A lot of this humour came in the form of one Isaac, (portrayed by the delightful Nat Wolff) Gus and Hazel’s friend also in cancer support group, who benefited from a well-written script that granted him some excellent lines. Laura Dern and Sam Trammell, Mrs and Mr Lancaster, were the perfect combination of fun[ny] and loving if weary (just below the surface) parents. Willem Dafoe made a formidable Peter van Houten- infusing the abhorrent character with just enough repugnance as to ramp up the author’s hateability. However the onus fell upon Woodley and Elgort to give us that chemistry we needed in order to believe the opinionated Hazel-Grace and pretentious Augustus were worth watching on the big screen- and boy did they deliver. There isn’t a moment that you don’t believe their emotion, from their first awkward exchanges and laughter to the tears and pain of heartache- there’s no escaping that belief.
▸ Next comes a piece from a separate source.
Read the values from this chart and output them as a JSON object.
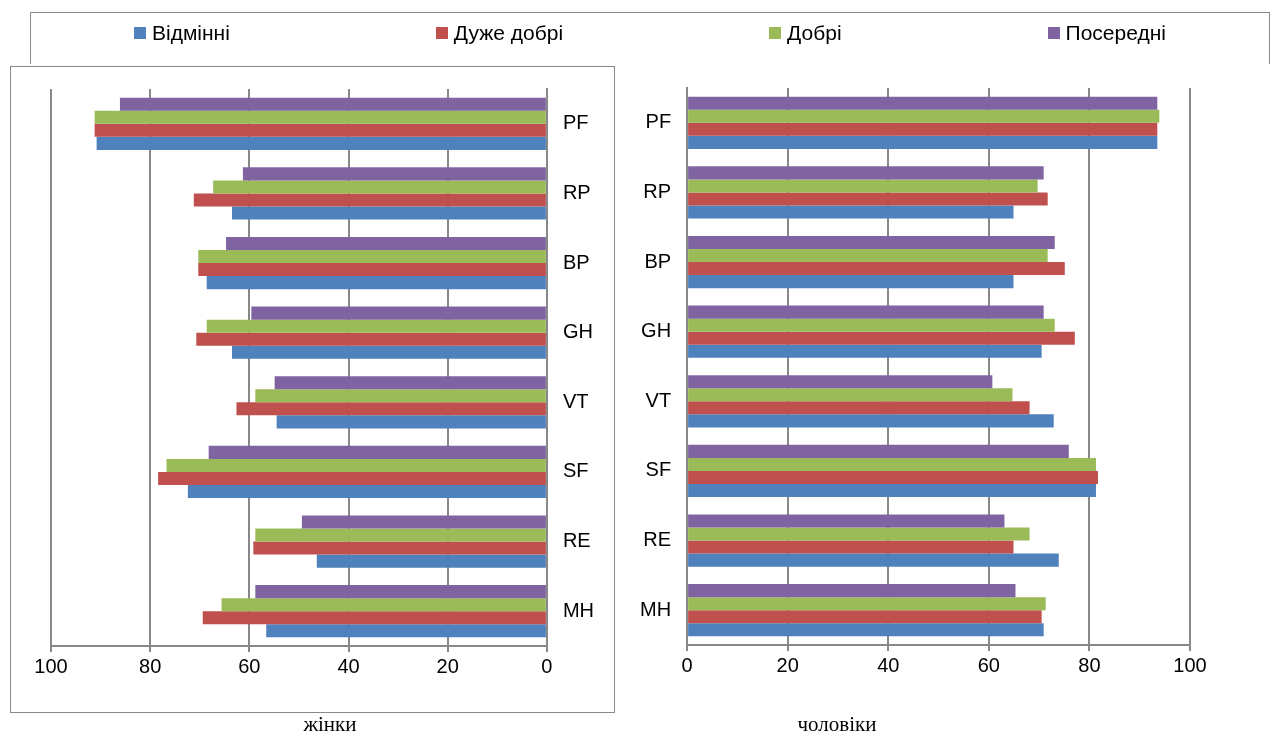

It helped that we had an excellent soundtrack, with the right songs for the right moments, loud enough to drown out some of the sniffling in the audience. With artists like Ed Sheeran and Birdy contributing music written especially for the movie it was a wonder that there were any dry eyes in the house. While I can’t say that I, myself, allowed a tear to drop there were plenty buckets of creys around me to assure me that normal humans with emotions were suitably affected.
We gave it a FOUR out of FIVE Silent LOLS. Because while I can’t say that everything translated over well, the movie did the book justice where it really mattered. The film managed to make us laugh, cry and more importantly walk out of the cinema with a new found sense of life and what it means to truly live. The film had the potential to be a real Debbie-Downer but instead managed to instil a sense of hope that transcended the heartbreak. Proof that although the world may not be a wish-granting factory there were some things, and people, in it that you’d feel privileged to be heartbroken by. [Re]watch the trailer below and make sure you’re (mentally, emotionally and physically) ready by reading ‘A Fangirl’s Tale’. Okay? Okay.
– That’s the thing about pain, it demands to be felt.
– So I now know why I didn’t see John Green’s cameo, the scene was cut from the film. While it seems he would have replaced the mum who pulls her daughter away after the girl asks Hazel about her cannula, I was really hoping it’d be just a glimpse of him in the background in the airport against a wall vlogging. Oh well.